Most of us call it choking under pressure. Psychologists call it a depletion of working memory, the cognitive function that keeps relevant information within easy mental reach — and a function, to no one’s surprise, that stress has been shown to hinder. If this hits a little close to home, though, here’s some good news: New research offers some tips for “stress-proofing” your memory.

In a study recently published in Science, 120 volunteers were each given time to memorize a list of 60 items. When that time was up, half the volunteers were allowed to keep studying, while the other half engaged in “retrieval practice,” attempting to recall as many items as they could. The following day, the researchers threw some of their subjects into stressful situations, asking them to deliver an impromptu speech or solve timed math problems, and then tested their memory of the list from 24 hours earlier; others served as a control group, completing a separate, non-stressful task before the memory test.

Unsurprisingly, among the volunteers who had been given additional study time, the stressed-out participants remembered fewer words on average than their more chilled-out counterparts. For members of the retrieval practice group, though, the stress actually appeared to help rather than hurt, giving participants a slight edge in the number of words they were able to recall.

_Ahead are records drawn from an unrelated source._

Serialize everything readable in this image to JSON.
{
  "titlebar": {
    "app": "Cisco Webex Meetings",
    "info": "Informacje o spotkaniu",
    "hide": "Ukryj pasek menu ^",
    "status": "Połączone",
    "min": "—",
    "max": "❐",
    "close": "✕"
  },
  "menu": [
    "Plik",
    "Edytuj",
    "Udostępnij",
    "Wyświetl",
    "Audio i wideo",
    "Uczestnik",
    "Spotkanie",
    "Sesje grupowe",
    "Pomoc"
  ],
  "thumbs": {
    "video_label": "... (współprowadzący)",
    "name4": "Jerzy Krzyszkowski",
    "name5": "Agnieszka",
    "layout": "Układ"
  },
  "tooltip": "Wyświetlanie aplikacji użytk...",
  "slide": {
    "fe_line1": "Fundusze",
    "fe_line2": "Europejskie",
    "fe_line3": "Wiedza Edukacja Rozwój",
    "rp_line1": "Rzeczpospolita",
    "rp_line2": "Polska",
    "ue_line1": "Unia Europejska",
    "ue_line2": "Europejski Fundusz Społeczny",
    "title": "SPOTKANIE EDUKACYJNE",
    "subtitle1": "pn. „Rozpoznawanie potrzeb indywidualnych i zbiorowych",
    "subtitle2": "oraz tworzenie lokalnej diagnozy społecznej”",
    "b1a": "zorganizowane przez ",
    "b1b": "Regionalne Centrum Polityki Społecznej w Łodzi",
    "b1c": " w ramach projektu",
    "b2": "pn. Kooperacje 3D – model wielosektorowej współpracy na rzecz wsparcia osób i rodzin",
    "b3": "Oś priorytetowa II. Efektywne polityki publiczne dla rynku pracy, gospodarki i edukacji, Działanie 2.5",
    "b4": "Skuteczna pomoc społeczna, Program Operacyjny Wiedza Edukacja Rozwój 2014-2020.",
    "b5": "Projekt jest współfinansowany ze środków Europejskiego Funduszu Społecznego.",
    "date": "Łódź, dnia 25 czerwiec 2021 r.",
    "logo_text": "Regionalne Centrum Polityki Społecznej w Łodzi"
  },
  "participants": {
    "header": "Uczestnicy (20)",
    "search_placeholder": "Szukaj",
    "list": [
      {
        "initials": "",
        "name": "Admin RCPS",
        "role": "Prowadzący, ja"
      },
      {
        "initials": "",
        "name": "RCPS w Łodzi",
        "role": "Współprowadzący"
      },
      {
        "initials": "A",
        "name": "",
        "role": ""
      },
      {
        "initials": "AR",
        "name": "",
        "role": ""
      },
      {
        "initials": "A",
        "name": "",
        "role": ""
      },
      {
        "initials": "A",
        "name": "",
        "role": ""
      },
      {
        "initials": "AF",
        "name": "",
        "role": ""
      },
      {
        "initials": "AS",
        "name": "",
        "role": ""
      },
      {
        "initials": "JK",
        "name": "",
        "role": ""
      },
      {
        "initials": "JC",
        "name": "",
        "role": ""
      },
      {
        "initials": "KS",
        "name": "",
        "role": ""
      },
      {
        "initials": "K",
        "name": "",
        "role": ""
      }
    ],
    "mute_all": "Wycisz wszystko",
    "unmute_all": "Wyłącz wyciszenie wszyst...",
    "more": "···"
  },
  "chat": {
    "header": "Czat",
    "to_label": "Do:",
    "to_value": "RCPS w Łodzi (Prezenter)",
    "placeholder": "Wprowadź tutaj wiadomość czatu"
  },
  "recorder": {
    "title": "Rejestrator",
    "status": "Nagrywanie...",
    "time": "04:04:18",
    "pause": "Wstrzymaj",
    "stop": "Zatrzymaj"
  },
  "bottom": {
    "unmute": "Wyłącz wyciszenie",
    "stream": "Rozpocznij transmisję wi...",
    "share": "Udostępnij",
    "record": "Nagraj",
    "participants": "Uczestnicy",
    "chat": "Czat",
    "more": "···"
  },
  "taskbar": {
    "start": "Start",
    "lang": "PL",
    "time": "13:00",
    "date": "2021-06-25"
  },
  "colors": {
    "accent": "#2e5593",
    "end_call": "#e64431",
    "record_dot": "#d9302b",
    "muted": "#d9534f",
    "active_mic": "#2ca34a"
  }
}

The lesson here, according to the study authors, is twofold: One, taking practice test after practice test will be more effective than just going over the information; and two, classes where all or most of your grade depends on a single test are kind of a cruel way to measure learning. “Our one study is certainly not the final say on how retrieval practice influences memory under stress, but I can see this being applicable to any individual who has to retrieve complex information under high stakes,” co-author Ayanna Thomas, a psychology professor at Tufts, said in the study’s press release. “Especially for educators, where big exams can put a great deal of pressure on students, I really encourage employing more frequent low-stakes testing in context of their instruction.” And for those of you stuck sweating it out in a pressure cooker of a classroom, at least there’s this consolation: Some research suggests that the people most likely to choke also tend to be the smartest.